In this post about the Biden administration’s early hard-left initiatives, I speculated that Susan Rice, Ron Klain, or some combination of the two are determining Biden’s domestic policy agenda under pressure from the left. On the foreign policy side, no known policy has yet emerged about which to speculate.
Ric Grenell, who until recently was the acting DNI, believes that Rice is dictating both domestic and foreign policy. Rice is Biden’s White House Domestic Policy Council director, so domestic policy falls under her jurisdiction. Rice’s experience, however, is in the areas of foreign policy and national security. Thus, it’s plausible to believe that she is a major player in these areas, as well.

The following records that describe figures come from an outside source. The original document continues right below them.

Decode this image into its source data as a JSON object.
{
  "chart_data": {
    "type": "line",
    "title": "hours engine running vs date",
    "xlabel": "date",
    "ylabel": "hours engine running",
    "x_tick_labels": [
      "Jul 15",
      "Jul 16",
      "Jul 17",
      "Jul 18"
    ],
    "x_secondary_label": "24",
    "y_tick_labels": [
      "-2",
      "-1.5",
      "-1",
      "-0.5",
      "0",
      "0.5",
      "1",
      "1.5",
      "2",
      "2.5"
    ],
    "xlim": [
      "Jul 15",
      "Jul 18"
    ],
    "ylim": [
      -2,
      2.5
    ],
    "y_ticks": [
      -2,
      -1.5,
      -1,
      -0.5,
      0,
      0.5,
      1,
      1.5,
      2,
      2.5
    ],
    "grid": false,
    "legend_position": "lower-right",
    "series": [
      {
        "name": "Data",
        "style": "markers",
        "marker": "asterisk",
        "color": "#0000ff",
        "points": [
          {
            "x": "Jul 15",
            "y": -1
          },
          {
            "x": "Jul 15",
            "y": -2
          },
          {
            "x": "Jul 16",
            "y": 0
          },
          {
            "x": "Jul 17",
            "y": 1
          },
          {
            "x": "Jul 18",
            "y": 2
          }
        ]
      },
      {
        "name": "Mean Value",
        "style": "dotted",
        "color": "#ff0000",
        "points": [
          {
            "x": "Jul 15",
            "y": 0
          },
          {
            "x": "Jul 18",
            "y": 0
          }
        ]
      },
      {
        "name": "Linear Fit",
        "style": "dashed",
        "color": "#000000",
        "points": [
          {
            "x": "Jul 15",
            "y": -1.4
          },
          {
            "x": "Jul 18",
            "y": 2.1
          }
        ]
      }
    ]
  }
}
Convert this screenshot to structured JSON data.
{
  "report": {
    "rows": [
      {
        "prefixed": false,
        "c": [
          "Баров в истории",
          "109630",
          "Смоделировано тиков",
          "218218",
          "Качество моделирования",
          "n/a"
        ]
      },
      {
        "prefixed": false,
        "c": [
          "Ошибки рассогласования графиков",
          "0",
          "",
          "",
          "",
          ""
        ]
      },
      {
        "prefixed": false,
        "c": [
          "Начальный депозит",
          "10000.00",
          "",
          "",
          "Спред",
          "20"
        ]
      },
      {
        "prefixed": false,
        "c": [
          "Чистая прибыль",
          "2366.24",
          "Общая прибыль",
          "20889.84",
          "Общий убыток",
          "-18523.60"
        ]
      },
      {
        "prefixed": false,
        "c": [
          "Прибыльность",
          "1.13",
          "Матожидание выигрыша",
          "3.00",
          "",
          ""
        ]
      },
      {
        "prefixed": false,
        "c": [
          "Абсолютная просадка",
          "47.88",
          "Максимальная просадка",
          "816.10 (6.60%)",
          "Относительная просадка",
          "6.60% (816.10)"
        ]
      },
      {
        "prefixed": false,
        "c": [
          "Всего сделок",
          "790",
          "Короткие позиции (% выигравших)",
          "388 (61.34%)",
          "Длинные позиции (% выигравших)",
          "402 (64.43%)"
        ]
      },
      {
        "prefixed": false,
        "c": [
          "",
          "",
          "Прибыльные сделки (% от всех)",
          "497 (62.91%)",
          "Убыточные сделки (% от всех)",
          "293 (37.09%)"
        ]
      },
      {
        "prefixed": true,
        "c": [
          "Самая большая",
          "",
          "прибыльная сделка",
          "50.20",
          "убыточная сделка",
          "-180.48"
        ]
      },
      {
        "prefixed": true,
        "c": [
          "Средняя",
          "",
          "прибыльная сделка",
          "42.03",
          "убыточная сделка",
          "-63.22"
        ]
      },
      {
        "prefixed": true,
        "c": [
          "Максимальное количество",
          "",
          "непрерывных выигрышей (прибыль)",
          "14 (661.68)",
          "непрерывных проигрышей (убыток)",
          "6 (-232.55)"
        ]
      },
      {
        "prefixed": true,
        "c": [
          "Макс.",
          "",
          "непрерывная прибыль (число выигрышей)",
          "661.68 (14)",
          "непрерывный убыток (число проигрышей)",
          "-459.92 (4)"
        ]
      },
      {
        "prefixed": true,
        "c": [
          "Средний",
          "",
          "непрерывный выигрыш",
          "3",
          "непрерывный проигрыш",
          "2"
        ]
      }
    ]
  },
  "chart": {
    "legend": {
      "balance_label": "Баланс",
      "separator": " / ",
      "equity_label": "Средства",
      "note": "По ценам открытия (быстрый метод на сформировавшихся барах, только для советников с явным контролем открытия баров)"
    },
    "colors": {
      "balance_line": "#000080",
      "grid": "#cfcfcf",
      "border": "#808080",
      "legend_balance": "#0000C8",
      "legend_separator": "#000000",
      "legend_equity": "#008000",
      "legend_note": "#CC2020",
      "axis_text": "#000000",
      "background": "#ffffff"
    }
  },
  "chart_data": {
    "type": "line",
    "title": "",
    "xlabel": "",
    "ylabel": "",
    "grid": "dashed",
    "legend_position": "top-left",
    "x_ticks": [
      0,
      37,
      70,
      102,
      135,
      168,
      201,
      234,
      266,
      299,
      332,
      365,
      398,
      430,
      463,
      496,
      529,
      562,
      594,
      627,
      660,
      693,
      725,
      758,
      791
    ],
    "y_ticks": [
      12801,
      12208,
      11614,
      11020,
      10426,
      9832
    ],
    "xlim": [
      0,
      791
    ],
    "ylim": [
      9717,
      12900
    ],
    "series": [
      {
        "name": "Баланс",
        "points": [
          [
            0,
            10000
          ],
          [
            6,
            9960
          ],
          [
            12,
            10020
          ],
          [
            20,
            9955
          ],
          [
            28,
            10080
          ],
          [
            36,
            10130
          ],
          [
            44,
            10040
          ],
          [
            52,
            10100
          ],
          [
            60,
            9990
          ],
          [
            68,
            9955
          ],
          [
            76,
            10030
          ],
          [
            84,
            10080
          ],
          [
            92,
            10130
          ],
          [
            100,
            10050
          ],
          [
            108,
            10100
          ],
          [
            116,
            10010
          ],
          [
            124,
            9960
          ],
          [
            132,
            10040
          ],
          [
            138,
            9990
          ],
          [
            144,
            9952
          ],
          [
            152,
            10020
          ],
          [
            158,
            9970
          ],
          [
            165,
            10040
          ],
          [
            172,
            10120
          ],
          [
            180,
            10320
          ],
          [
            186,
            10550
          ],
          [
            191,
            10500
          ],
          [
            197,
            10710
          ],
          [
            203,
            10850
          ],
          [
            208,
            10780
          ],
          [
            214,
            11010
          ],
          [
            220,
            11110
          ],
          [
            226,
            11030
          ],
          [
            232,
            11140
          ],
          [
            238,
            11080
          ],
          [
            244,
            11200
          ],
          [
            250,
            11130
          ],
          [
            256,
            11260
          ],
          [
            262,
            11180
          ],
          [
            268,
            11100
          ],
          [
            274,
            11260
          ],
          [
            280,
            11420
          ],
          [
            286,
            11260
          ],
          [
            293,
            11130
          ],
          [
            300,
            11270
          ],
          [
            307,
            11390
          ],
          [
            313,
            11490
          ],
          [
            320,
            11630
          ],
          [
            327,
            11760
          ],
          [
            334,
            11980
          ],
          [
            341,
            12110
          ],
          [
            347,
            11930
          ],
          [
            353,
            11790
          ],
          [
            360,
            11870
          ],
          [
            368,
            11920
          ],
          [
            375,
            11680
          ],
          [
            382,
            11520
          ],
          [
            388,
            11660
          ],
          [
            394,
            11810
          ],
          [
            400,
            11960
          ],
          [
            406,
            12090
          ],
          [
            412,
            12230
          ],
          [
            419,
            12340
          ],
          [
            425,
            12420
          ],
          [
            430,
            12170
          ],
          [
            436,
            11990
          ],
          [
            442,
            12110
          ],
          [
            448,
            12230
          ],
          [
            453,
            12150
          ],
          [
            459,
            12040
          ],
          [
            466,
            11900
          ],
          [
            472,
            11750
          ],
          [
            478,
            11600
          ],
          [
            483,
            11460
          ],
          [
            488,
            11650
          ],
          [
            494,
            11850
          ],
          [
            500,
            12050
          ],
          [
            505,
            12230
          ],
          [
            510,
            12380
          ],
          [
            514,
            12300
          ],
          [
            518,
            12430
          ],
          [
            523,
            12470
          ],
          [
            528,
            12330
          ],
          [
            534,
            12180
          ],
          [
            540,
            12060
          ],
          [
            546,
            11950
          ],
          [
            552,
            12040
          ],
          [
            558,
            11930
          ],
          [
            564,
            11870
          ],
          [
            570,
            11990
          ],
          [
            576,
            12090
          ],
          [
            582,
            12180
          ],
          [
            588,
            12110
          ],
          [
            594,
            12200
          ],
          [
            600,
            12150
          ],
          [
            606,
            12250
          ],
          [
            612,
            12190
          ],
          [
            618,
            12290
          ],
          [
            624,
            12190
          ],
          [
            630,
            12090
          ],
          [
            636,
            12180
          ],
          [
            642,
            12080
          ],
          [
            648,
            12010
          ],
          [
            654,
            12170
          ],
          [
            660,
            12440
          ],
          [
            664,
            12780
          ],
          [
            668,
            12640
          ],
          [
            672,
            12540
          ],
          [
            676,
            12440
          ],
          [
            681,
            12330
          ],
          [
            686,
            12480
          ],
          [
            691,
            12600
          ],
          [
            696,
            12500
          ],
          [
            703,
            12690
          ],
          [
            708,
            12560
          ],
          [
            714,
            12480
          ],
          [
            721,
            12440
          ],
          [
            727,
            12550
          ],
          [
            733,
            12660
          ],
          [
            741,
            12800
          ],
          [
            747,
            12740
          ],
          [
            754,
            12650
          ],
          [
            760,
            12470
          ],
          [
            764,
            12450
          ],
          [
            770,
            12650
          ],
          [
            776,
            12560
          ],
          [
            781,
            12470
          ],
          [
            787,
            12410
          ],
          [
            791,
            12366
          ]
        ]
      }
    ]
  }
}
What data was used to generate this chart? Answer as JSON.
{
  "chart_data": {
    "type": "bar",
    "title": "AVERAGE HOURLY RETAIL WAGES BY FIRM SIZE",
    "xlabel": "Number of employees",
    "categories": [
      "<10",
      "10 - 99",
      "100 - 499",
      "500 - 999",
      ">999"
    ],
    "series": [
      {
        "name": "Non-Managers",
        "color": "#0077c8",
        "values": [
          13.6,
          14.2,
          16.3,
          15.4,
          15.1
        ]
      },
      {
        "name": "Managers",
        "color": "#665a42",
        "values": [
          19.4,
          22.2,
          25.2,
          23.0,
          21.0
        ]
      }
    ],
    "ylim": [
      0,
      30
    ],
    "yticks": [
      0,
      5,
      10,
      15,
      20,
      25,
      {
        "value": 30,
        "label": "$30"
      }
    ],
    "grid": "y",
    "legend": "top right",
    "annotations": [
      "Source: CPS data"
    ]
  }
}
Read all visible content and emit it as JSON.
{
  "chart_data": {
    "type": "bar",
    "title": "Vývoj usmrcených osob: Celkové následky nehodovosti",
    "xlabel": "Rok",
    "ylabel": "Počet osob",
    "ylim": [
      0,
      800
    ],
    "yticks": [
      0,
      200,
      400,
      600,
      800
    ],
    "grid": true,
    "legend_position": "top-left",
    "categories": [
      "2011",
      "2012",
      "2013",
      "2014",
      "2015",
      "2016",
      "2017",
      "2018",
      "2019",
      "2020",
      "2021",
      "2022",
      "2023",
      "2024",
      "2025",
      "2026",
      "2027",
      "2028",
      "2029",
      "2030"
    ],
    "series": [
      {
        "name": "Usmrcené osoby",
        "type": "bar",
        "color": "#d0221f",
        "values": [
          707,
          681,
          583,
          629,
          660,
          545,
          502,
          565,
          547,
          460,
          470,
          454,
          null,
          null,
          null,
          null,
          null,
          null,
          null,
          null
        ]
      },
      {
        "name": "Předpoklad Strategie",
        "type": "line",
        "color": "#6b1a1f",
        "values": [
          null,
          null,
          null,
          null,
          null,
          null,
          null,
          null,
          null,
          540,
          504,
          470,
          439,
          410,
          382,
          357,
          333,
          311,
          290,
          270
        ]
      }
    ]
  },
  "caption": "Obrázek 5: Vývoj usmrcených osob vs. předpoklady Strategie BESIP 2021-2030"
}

Given Rice’s lack of experience and expertise in domestic policy, what I wonder is whom she is looking to for guidance in this area. She may be looking to her former boss, Barack Obama.
Rice isn’t the only candidate for power behind the throne. Many assumed that Vice President Kamala Harris would run the show for Biden. Grenell doesn’t think so. He says that Harris “needs to spend most of her time in the Senate because it’s. . .50-50.”
I very much doubt that Harris is too bogged down in the Senate to have a major hand in setting White House policy. Her problem, I suspect, is that she isn’t sufficiently respected by Biden and his team to be a key player. If so, the lack of respect is well earned.
In the end, I don’t think it matters much whether Rice, Harris, Klain, or Biden himself is deciding the course of the new administration’s domestic policy. The real source of that policy will be the hard left.
Why? Because adhering to the hard left’s agenda will be the path of least resistance for whoever at the White House makes the call. And because no one with influence at the White House is likely to be put off by that agenda.